John J. Raspanti

Cedric Agnew: “Sergey Kovalev is a good fighter, but I’ve got a plan”

Fifty years ago, a young, undefeated fighter danced into the Miami Convention Center and shook up the world.

The fresh upstart was facing an indestructible force – a boxer so feared that other fighters avoided him.

That night, 22-year-old Cassius Clay, a 7-1 underdog, captured the heavyweight championship of the world, stopping Sonny Liston in six rounds.

On Saturday, at the Boardwalk Hall in Atlantic City, N.J., another virtual unknown will be attempting to make history.

Cedric Agnew (26-0, 13 knockouts) is no Cassius Clay, but he’s undefeated and loaded with confidence.

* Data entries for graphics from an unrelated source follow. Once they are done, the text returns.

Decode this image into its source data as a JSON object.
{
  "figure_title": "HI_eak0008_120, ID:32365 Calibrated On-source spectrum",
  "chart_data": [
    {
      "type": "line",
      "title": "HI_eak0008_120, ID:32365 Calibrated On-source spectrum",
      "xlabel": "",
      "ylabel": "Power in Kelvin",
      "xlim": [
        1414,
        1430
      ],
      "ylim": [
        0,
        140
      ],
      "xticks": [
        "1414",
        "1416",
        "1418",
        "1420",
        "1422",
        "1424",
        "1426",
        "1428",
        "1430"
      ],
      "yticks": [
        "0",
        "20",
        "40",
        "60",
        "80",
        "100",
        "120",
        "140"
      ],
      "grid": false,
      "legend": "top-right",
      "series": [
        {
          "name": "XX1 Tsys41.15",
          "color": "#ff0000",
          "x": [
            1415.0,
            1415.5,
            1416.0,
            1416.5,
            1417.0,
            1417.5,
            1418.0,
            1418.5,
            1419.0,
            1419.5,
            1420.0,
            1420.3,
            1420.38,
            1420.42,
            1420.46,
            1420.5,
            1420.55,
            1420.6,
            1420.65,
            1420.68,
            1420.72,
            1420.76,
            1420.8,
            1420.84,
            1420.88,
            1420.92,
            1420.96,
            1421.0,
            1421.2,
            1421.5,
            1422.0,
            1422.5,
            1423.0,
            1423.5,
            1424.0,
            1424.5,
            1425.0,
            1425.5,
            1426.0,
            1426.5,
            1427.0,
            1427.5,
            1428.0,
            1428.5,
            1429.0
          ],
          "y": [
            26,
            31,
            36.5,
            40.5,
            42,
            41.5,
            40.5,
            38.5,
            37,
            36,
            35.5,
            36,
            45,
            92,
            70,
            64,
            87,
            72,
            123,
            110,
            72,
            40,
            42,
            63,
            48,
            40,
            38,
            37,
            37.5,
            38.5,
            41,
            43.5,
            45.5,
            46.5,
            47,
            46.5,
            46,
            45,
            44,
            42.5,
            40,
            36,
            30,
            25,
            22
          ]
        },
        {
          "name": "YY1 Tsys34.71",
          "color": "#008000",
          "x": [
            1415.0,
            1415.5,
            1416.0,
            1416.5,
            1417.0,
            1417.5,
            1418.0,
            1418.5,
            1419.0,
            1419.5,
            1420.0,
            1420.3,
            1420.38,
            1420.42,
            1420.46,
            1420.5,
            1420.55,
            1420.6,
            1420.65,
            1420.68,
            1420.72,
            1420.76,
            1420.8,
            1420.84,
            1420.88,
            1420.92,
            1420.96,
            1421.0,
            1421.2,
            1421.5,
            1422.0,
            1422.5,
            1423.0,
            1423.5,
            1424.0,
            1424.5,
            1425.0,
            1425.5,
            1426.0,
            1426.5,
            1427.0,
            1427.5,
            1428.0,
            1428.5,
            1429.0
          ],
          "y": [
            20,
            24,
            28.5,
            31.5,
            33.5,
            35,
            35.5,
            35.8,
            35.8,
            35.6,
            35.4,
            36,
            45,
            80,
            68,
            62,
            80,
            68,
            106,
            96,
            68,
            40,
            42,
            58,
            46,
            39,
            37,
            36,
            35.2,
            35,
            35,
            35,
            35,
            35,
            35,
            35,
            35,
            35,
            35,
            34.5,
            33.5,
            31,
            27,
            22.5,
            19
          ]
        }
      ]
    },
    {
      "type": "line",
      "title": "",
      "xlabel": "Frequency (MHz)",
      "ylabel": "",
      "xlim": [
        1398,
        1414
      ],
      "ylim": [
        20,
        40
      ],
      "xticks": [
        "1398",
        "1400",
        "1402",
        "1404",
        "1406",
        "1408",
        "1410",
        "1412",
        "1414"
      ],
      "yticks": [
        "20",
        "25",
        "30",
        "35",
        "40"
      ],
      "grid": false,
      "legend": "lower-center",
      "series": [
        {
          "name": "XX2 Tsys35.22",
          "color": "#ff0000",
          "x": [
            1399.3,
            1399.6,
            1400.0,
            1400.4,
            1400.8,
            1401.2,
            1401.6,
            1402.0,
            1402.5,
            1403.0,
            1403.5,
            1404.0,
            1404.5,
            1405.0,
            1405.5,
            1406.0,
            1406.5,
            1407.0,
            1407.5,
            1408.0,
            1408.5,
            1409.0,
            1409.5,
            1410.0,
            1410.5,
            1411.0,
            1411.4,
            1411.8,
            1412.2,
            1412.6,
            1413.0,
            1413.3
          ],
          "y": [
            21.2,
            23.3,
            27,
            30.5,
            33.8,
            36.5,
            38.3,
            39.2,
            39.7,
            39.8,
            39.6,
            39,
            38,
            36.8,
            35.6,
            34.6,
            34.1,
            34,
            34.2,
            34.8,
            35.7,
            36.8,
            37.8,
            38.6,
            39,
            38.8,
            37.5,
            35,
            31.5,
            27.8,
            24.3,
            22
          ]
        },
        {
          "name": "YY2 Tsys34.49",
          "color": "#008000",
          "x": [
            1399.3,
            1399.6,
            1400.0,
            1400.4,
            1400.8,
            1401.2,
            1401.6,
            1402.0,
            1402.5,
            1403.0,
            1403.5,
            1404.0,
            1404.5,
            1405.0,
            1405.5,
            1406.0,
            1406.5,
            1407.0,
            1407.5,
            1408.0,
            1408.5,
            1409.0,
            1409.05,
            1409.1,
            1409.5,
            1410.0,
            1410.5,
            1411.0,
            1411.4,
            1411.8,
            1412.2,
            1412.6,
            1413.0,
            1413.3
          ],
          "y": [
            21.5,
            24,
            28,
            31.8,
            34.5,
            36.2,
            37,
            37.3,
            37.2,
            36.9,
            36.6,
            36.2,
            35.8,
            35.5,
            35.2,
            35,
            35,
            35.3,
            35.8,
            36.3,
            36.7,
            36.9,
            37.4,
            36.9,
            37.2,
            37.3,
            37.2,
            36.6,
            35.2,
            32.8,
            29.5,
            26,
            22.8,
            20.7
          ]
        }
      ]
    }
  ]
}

A lot of people in his hometown of Chicago believe Agnew can defeat unbeaten WBO light heavyweight titleholder Sergey Kovalev.

Agnew, 26, has boxed most of his life. He built an early reputation by capturing gold medals at the 2003 Sweden Cup, and 2004 and 2006 Chicago Golden Gloves.

But for his father, and a brand new gym located in the heart of Chicago, Agnew’s talent might have gone untapped.

“My brother and I had reached such a high level in amateur boxing in Chicago,” Agnew told RingTV.com. “When we tried to enter a tournament they’d ask what gym we represented. By us not being with a formal gym, they wouldn’t let us into these tournaments,” he said. “The Harvey Boxing Club was just opening at that time. My father had talked to the head trainer over there and we went over to the gym. That’s how it all started.”

The Harvey Boxing Club originated in an old vacant garage to give underprivileged young people somewhere to go and to stay out of trouble. Agnew had no problem adhering to the strict rules of the gym.

“There was discipline when I was going,” Agnew said. “At some gyms, parents drop their kids off. It wasn't like that at Harvey. If you went there after school, you had to make sure your homework was done before you could practice.

“If you were falling behind in school, you couldn’t fight in the tournaments. It was very much disciplined. They have positive people around. The atmosphere was great.”

Agnew values his time spent at the boxing club.

“I learned incredible things while I was there,” said Agnew. “The coaches and staff really took the time to work with me. I worked with some good amateurs. All the way round it was a great place to be.

“I’ve learned things at pretty much every where I’ve gone, but I was glad I ended up there.”

Agnew draws inspiration from remembering where he came from. He’s a grinder who has flown under the radar for years. Could a big name promoter have helped him? Probably, but Agnew is fine with the way things have turned out.

“None of these people were around when I started,” said Agnew, alluding to the more famous promotional companies. “Even with my record getting better and better, they still weren’t around. And then recently, they started coming around. It was a matter of; did I want to bother with them now? Or keep working and pushing. I kept working.

“I’ve always had to be a self-motivated person,” Agnew added. “I started boxing at eight. I was traveling across the world at the age of 13. Some of these tournaments you go to, they have a team coach. You’re not allowed to bring your own coach.

“Basically you’re there alone – you don’t really know any of these people. It can be lonely. So, you have to push yourself as much as you can.”

Agnew won’t be lonely in the ring on March 29 when he faces the aggression and power of Kovalev. The 30-year-old puncher from Chelyabinsk, Russia has knocked out 11 of his last 12 opponents. Kovalev was last seen in the ring demolishing former contender Ismayl Sillakh in the second round. Agnew has been keeping tabs on the defending champion for some time now. He has a pretty good idea what to expect.

“I think he’s a good fighter,” said Agnew. “But he’s basically a ‘what-you-see-is-what-you-get’ kind of an opponent. He hits hard. I’ve seen quite a few of his fights. He’s looking to knockout everybody they put in front of him.”

Agnew believes his style will give Kovalev trouble.

“He punches well and sometimes real well,” said Agnew. “I’ve fought fighters who have great power. There are ways you fight these people. You have to adapt to any opponent. You have to have a game plan coming in – not just to win a percentage of the rounds, but to win all three minutes of every round.

“He’s coming to knock you out,” he said. “To avoid that, you have come in and fight with a tip-top game plan.”

Agnew’s game is the opposite of Kovalev's. He's all about speed and elusiveness, not knockouts.

How does he plan to stay out of the range of the heavy-handed bomber?

“There are a lot of things you can do to neutralize a power-puncher,” Agnew said. ”You can go to the body. You can use angles all day. Everybody knows that for a power puncher to punch hard – to generate that power, his feet have to be set. His feet can’t be set if you’re always giving him angles. He’s constantly looking for you.”

The heavy underdog feels that he has one obvious advantage, suggesting that of Clay in the ring so long ago.

“My brain. I’m a smart fighter,” said Agnew. “It’s got years and years of fighting. I’ve been polishing my talent and working on what I’ve been doing at a great level. I have a plan.”